Spanish Police Make Mass Arrest of Climate Activists Following Museum Demonstrations
Spanish authorities have arrested a group of climate activists accused of staging a slew of actions at art museums across Europe.
Per police statements, the 22 individuals arrested were linked to 65 climate demonstrations, including halting traffic and flinging paint and other viscous substances at federal property. A police spokesman told the AFP that the suspects belong to Spanish activist group Futuro Vegetal, who in November 2022 made headlines when two of its members glued their hands to the frames of two paintings by Francisco Goya at Madrid’s Prado Museum.
The Prado protest did not result in lasting damage to the 18th century works—The Naked Maja and The Clothed Maja—but the protestors defaced the wall between the two paintings with “+1.5°C,” a reference to the Paris Agreement goal of keeping global temperature rise below 1.5 degrees Celsius.

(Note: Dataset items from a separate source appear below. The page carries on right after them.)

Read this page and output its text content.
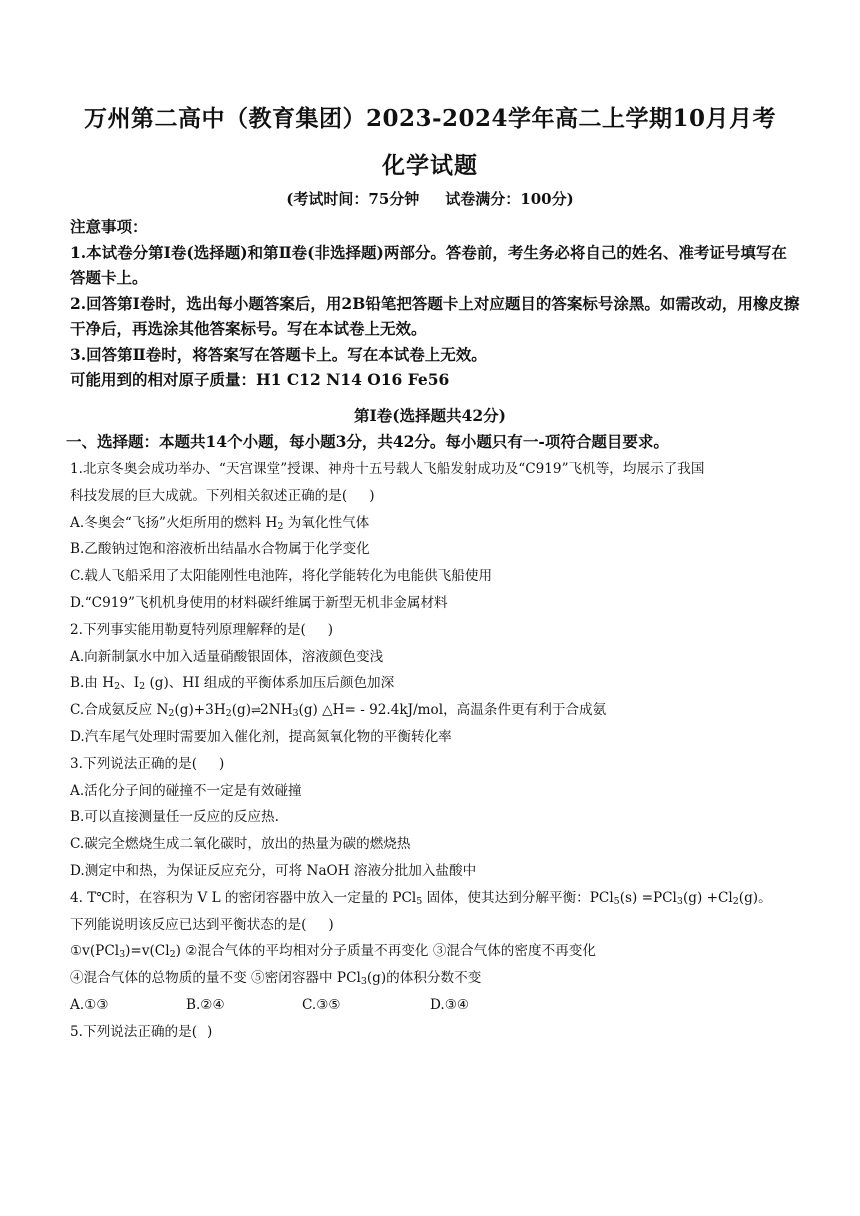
万州第二高中（教育集团）2023-2024学年高二上学期10月月考
化学试题
(考试时间：75分钟 试卷满分：100分)

注意事项：

1.本试卷分第Ⅰ卷(选择题)和第Ⅱ卷(非选择题)两部分。答卷前，考生务必将自己的姓名、准考证号填写在答题卡上。

2.回答第Ⅰ卷时，选出每小题答案后，用2B铅笔把答题卡上对应题目的答案标号涂黑。如需改动，用橡皮擦干净后，再选涂其他答案标号。写在本试卷上无效。

3.回答第Ⅱ卷时，将答案写在答题卡上。写在本试卷上无效。

可能用到的相对原子质量：H1 C12 N14 O16 Fe56

第Ⅰ卷(选择题共42分)
一、选择题：本题共14个小题，每小题3分，共42分。每小题只有一-项符合题目要求。

1.北京冬奥会成功举办、“天宫课堂”授课、神舟十五号载人飞船发射成功及“C919”飞机等，均展示了我国

科技发展的巨大成就。下列相关叙述正确的是( )

A.冬奥会“飞扬”火炬所用的燃料 $H_2$ 为氧化性气体

B.乙酸钠过饱和溶液析出结晶水合物属于化学变化

C.载人飞船采用了太阳能刚性电池阵，将化学能转化为电能供飞船使用

D.“C919”飞机机身使用的材料碳纤维属于新型无机非金属材料

2.下列事实能用勒夏特列原理解释的是( )

A.向新制氯水中加入适量硝酸银固体，溶液颜色变浅

B.由 $H_2$、$I_2$ (g)、HI 组成的平衡体系加压后颜色加深

C.合成氨反应 $N_2(g)+3H_2(g)\rightleftharpoons 2NH_3(g)$ △H= - 92.4kJ/mol，高温条件更有利于合成氨

D.汽车尾气处理时需要加入催化剂，提高氮氧化物的平衡转化率

3.下列说法正确的是( )

A.活化分子间的碰撞不一定是有效碰撞

B.可以直接测量任一反应的反应热.

C.碳完全燃烧生成二氧化碳时，放出的热量为碳的燃烧热

D.测定中和热，为保证反应充分，可将 NaOH 溶液分批加入盐酸中

4. T℃时，在容积为 V L 的密闭容器中放入一定量的 PCl$_5$ 固体，使其达到分解平衡：$PCl_5(s) =PCl_3(g) +Cl_2(g)$。

下列能说明该反应已达到平衡状态的是( )

$①v(PCl_3)=v(Cl_2)$ ②混合气体的平均相对分子质量不再变化 ③混合气体的密度不再变化

④混合气体的总物质的量不变 ⑤密闭容器中 PCl$_3$(g)的体积分数不变

A.①③	B.②④	C.③⑤	D.③④

5.下列说法正确的是( )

In recent years, environmental activists have staged increasingly brazen stunts at art museums worldwide in a bid to bring attention to the climate crisis. This June, two protestors were arrested in Stockholm after they splashed “some kind of paint” at the Claude Monet painting The Artist’s Garden at Giverny, and then glued themselves to its frame, Sweden’s National Museum reported. The previous October, members of the British group Just Stop Oil flung tomato soup at Vincent van Gogh’s Sunflowers in London’s National Gallery in October.
Police said the 22 Futuro Vegetal activists established a “criminal structure” and had caused more than half a million euros in damages. According to a statement from the group posted on X, the arrests were made in December. Police also reported that the group had collected more than 140,000 euros in donations from international supporters.